Dicentric bridging restricts spindle extension in HU-treated rad53 mutants. LEU2-GFP (JBY541), his4::GAL-CEN3 LEU2-GFP (JBY1208), rad53-21 LEU2-GFP (JBY1201), and two rad53-21 his4::GAL-CEN3 LEU2-GFP segregants (JBY1203 and JBY1206) were propagated in galactose media, placed at G₁ arrest, and released into 200 mM HU glucose media to activate the dicentric. (A) After 2 h, cells were processed for α-tubulin immunofluorescence and spindle length was measured for 250 cells. The percentage of spindles ≥3 μm is indicated. (B) Starting at 90 min after release, GFP-tagged chromatin between the dicentric CENs was visualized by fluorescence. Bars, 5 μm.

Figure 10.

pCENARS minichromosomes suppress spindle extension in HU-treated rad53 mutants.

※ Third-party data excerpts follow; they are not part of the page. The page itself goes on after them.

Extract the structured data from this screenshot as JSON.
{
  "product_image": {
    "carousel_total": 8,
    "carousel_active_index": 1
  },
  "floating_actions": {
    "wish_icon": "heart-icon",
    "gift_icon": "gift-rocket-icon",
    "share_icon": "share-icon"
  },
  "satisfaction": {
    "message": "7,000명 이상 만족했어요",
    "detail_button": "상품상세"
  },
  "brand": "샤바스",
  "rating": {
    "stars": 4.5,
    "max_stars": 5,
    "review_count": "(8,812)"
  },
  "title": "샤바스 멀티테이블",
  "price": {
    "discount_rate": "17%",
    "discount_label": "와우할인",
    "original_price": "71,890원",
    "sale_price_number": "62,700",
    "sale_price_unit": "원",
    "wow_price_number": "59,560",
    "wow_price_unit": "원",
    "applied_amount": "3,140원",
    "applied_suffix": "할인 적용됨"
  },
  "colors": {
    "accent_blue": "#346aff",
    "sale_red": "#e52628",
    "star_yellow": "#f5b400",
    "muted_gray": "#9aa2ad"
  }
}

WT (JBY1129) and rad53-21 (JBY1274) SPC42-GFP-TRP1 strains were transformed with one (pRS413), two (pRS413 and pRS415), or three (pRS413, pRS415, and pRS416) pCENARS plasmids (Sikorski and Hieter, 1989). WT (Y300) and rad53-21 (Y301) were transformed with four pCENARS plasmids (pRS413, pRS414, pRS415, and pRS416). Transformants were cultured to maintain the plasmids, arrested in G₁, and released into yeast extract/peptone/dextrose media containing 200 mM HU. Spindle length was measured in 200 cells at the indicated times using Spc42-GFP foci or α-tubulin immunofluorescence. (A) Effect of pCENARS dosage on spindle extension in HU-treated rad53 mutants (right). (left) Budding kinetics. (B) Spindle length distribution in WT and rad53 mutants after 2.5 h of HU treatment. The percentage of spindles ≥3 μm is indicated. (C) Requirements for pCENARS suppression. WT (JBY1129), rad53-21 (JBY1274), ndc80-1 (JBY1359), and ndc80-1rad53-21 (JBY1400) SPC42-GFP strains and dbf4-1 (JBY997), dbf4-1rad53-21 (JBY1001), mad2-Δ (JBY1393), mad2-Δrad53-21 (JBY1395), scc1-73 (JBY585), and scc1-73rad53-21 (JBY1397) strains ± three pCENARS plasmids were released from G₁ into 200 mM HU at 35°C. After 2.5 h, the percentage of spindles ≥3 μm was determined for 200 cells.